La escena final de la película The Last Full Measure (2019), del director Todd Robinson, expresa con la sencillez que sólo el cine es capaz algo complejo y valioso, y que desde hace ya tiempo parece que hemos olvidado o, quizá, nos han hecho olvidar: la trascendencia que tienen los actos de un hombre solo.
El film en cuestión relata la historia del héroe de la Guerra de Vietnam William H. Pitsenbarger, un paracaidista de la Fuerza Aérea de los Estados Unidos que salvó personalmente a más de sesenta hombres.
Durante una misión de rescate el 11 de abril de 1966, Pitts (así llamaban sus compañeros a Pitsenbarger) eligió voluntariamente abandonar la relativa seguridad del helicóptero de rescate para, sobre el terreno y bajo un fuego muy intenso, atender a los heridos. Algo que los demás miembros de su equipo se negaron a hacer, porque juzgaron, y con razón, que era un suicidio.

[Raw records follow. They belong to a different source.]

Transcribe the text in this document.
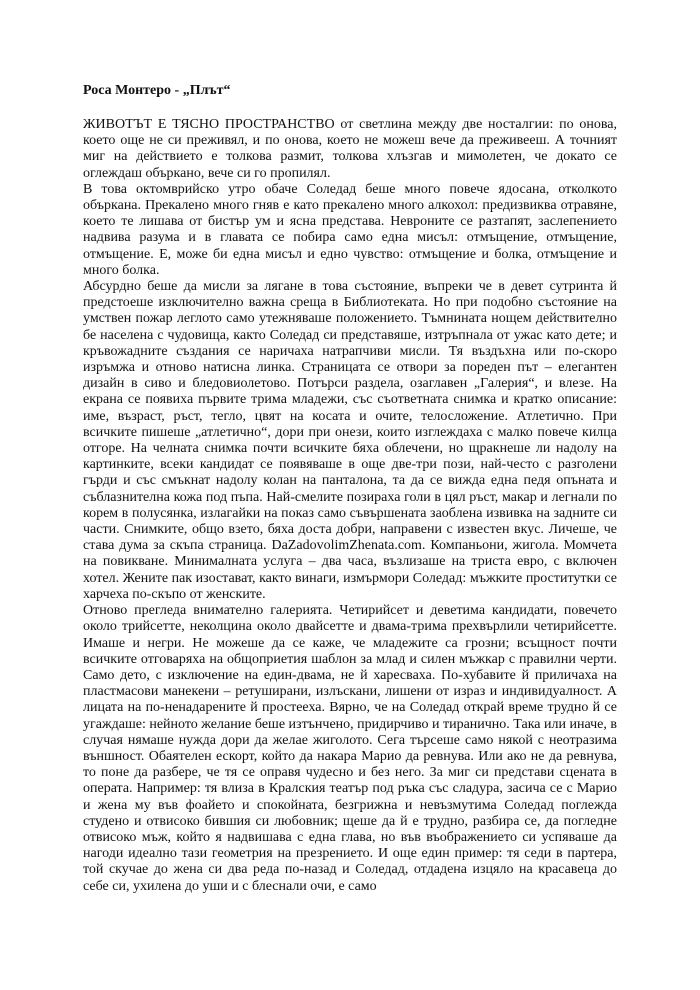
Роса Монтеро - „Плът“

ЖИВОТЪТ Е ТЯСНО ПРОСТРАНСТВО от светлина между две носталгии: по онова, което още не си преживял, и по онова, което не можеш вече да преживееш. А точният миг на действието е толкова размит, толкова хлъзгав и мимолетен, че докато се оглеждаш объркано, вече си го пропилял.

В това октомврийско утро обаче Соледад беше много повече ядосана, отколкото объркана. Прекалено много гняв е като прекалено много алкохол: предизвиква отравяне, което те лишава от бистър ум и ясна представа. Невроните се разтапят, заслепението надвива разума и в главата се побира само една мисъл: отмъщение, отмъщение, отмъщение. Е, може би една мисъл и едно чувство: отмъщение и болка, отмъщение и много болка.

Абсурдно беше да мисли за лягане в това състояние, въпреки че в девет сутринта й предстоеше изключително важна среща в Библиотеката. Но при подобно състояние на умствен пожар леглото само утежняваше положението. Тъмнината нощем действително бе населена с чудовища, както Соледад си представяше, изтръпнала от ужас като дете; и кръвожадните създания се наричаха натрапчиви мисли. Тя въздъхна или по-скоро изръмжа и отново натисна линка. Страницата се отвори за пореден път – елегантен дизайн в сиво и бледовиолетово. Потърси раздела, озаглавен „Галерия“, и влезе. На екрана се появиха първите трима младежи, със съответната снимка и кратко описание: име, възраст, ръст, тегло, цвят на косата и очите, телосложение. Атлетично. При всичките пишеше „атлетично“, дори при онези, които изглеждаха с малко повече килца отгоре. На челната снимка почти всичките бяха облечени, но щракнеше ли надолу на картинките, всеки кандидат се появяваше в още две-три пози, най-често с разголени гърди и със смъкнат надолу колан на панталона, та да се вижда една педя опъната и съблазнителна кожа под пъпа. Най-смелите позираха голи в цял ръст, макар и легнали по корем в полусянка, излагайки на показ само съвършената заоблена извивка на задните си части. Снимките, общо взето, бяха доста добри, направени с известен вкус. Личеше, че става дума за скъпа страница. DaZadovolimZhenata.com. Компаньони, жигола. Момчета на повикване. Минималната услуга – два часа, възлизаше на триста евро, с включен хотел. Жените пак изостават, както винаги, измърмори Соледад: мъжките проститутки се харчеха по-скъпо от женските.

Отново прегледа внимателно галерията. Четирийсет и деветима кандидати, повечето около трийсетте, неколцина около двайсетте и двама-трима прехвърлили четирийсетте. Имаше и негри. Не можеше да се каже, че младежите са грозни; всъщност почти всичките отговаряха на общоприетия шаблон за млад и силен мъжкар с правилни черти. Само дето, с изключение на един-двама, не й харесваха. По-хубавите й приличаха на пластмасови манекени – ретуширани, излъскани, лишени от израз и индивидуалност. А лицата на по-ненадарените й простееха. Вярно, че на Соледад открай време трудно й се угаждаше: нейното желание беше изтънчено, придирчиво и тиранично. Така или иначе, в случая нямаше нужда дори да желае жиголото. Сега търсеше само някой с неотразима външност. Обаятелен ескорт, който да накара Марио да ревнува. Или ако не да ревнува, то поне да разбере, че тя се оправя чудесно и без него. За миг си представи сцената в операта. Например: тя влиза в Кралския театър под ръка със сладура, засича се с Марио и жена му във фоайето и спокойната, безгрижна и невъзмутима Соледад поглежда студено и отвисоко бившия си любовник; щеше да й е трудно, разбира се, да погледне отвисоко мъж, който я надвишава с една глава, но във въображението си успяваше да нагоди идеално тази геометрия на презрението. И още един пример: тя седи в партера, той скучае до жена си два реда по-назад и Соледад, отдадена изцяло на красавеца до себе си, ухилена до уши и с блеснали очи, е само
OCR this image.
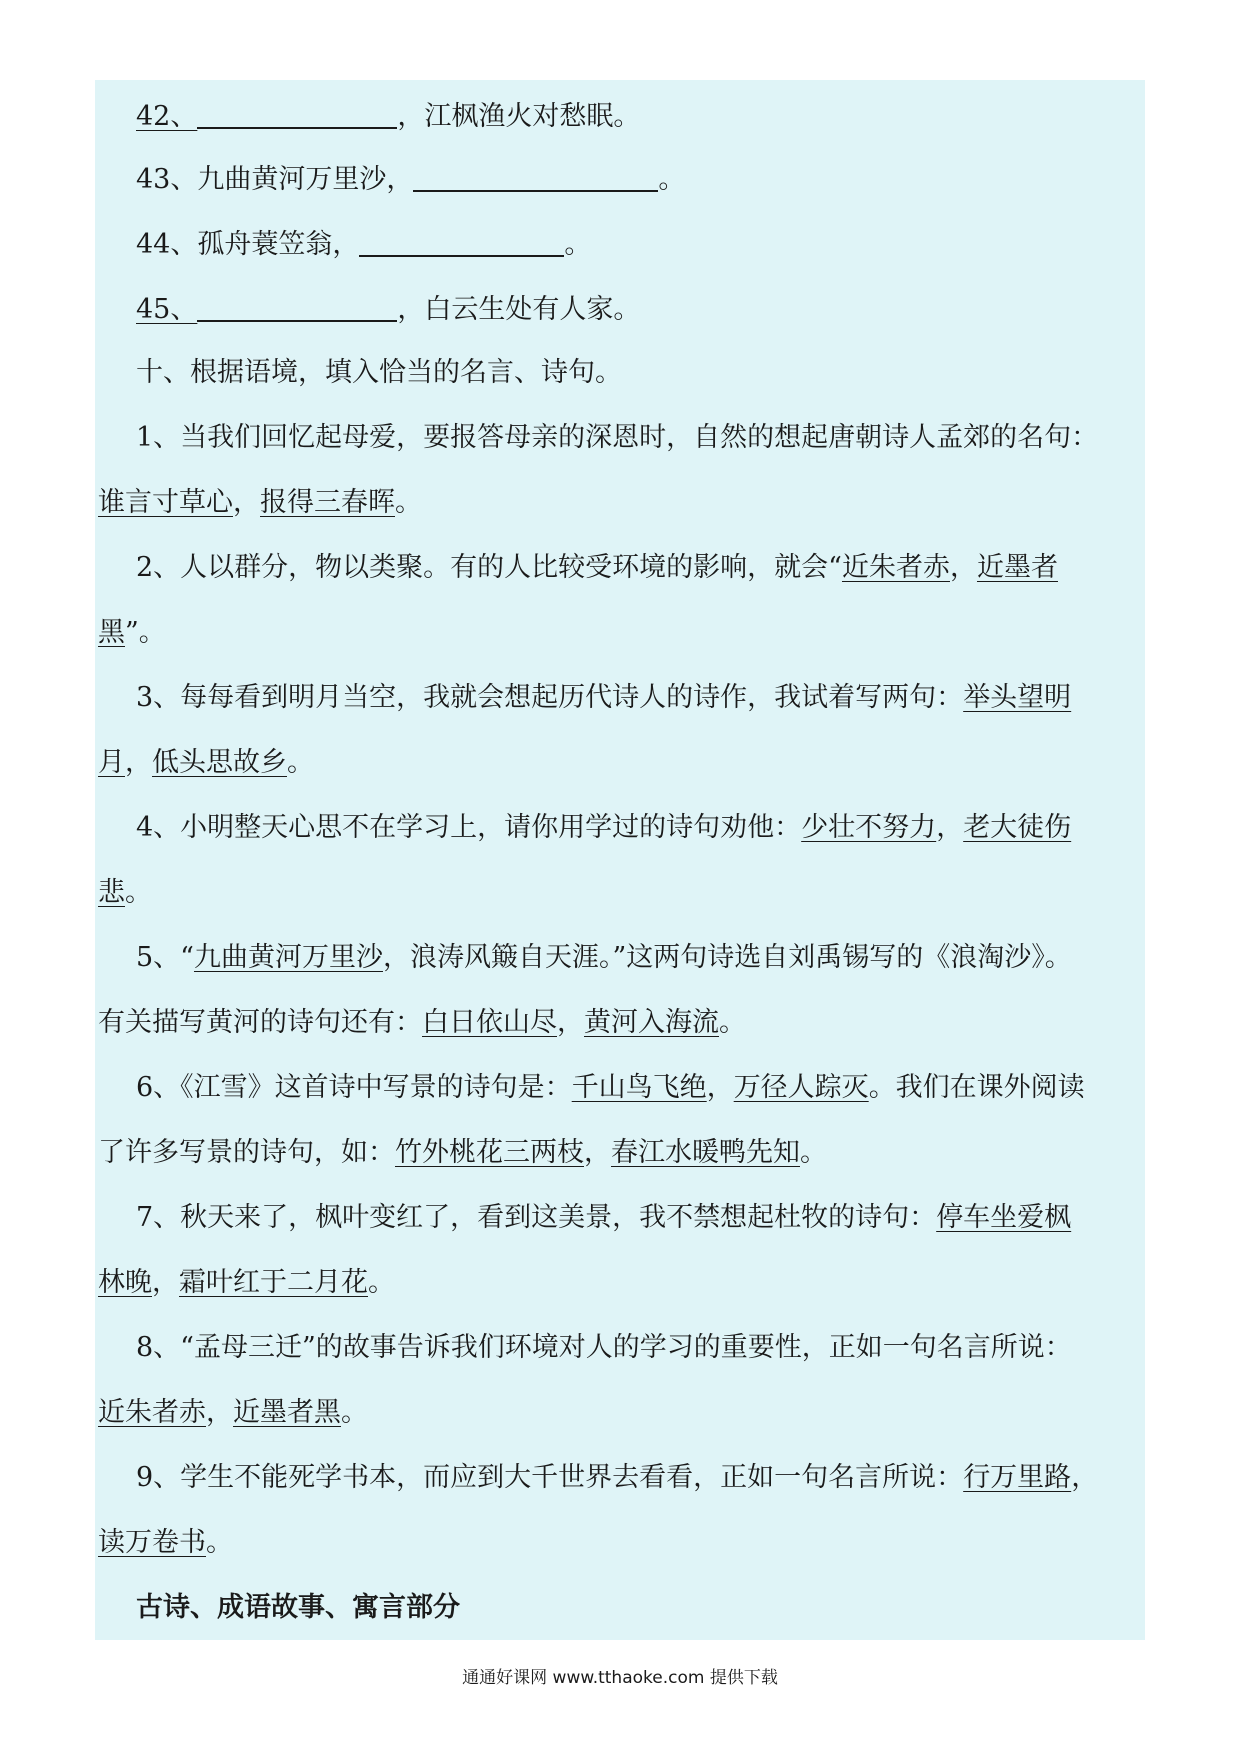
42、	，江枫渔火对愁眠。
43、九曲黄河万里沙，	。
44、孤舟蓑笠翁，	。
45、	，白云生处有人家。
十、根据语境，填入恰当的名言、诗句。
1、当我们回忆起母爱，要报答母亲的深恩时，自然的想起唐朝诗人孟郊的名句：
谁言寸草心，报得三春晖。
2、人以群分，物以类聚。有的人比较受环境的影响，就会“近朱者赤，近墨者
黑”。
3、每每看到明月当空，我就会想起历代诗人的诗作，我试着写两句：举头望明
月，低头思故乡。
4、小明整天心思不在学习上，请你用学过的诗句劝他：少壮不努力，老大徒伤
悲。
5、“九曲黄河万里沙，浪涛风簸自天涯。”这两句诗选自刘禹锡写的《浪淘沙》。
有关描写黄河的诗句还有：白日依山尽，黄河入海流。
6、《江雪》这首诗中写景的诗句是：千山鸟飞绝，万径人踪灭。我们在课外阅读
了许多写景的诗句，如：竹外桃花三两枝，春江水暖鸭先知。
7、秋天来了，枫叶变红了，看到这美景，我不禁想起杜牧的诗句：停车坐爱枫
林晚，霜叶红于二月花。
8、“孟母三迁”的故事告诉我们环境对人的学习的重要性，正如一句名言所说：
近朱者赤，近墨者黑。
9、学生不能死学书本，而应到大千世界去看看，正如一句名言所说：行万里路，
读万卷书。
古诗、成语故事、寓言部分
通通好课网 www.tthaoke.com 提供下载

Contra todo pronóstico, Pitts logró hacer su trabajo y mantenerse milagrosamente intacto. Sin embargo, cuando se le ordenó subir al último helicóptero para ser evacuado, optó por desobedecer y quedarse en tierra para atender a los heridos que, pese a todos sus esfuerzos, no dejaban de amontonarse. Esta última decisión le supuso sacrificar su vida en una de las batallas más sangrientas de la guerra.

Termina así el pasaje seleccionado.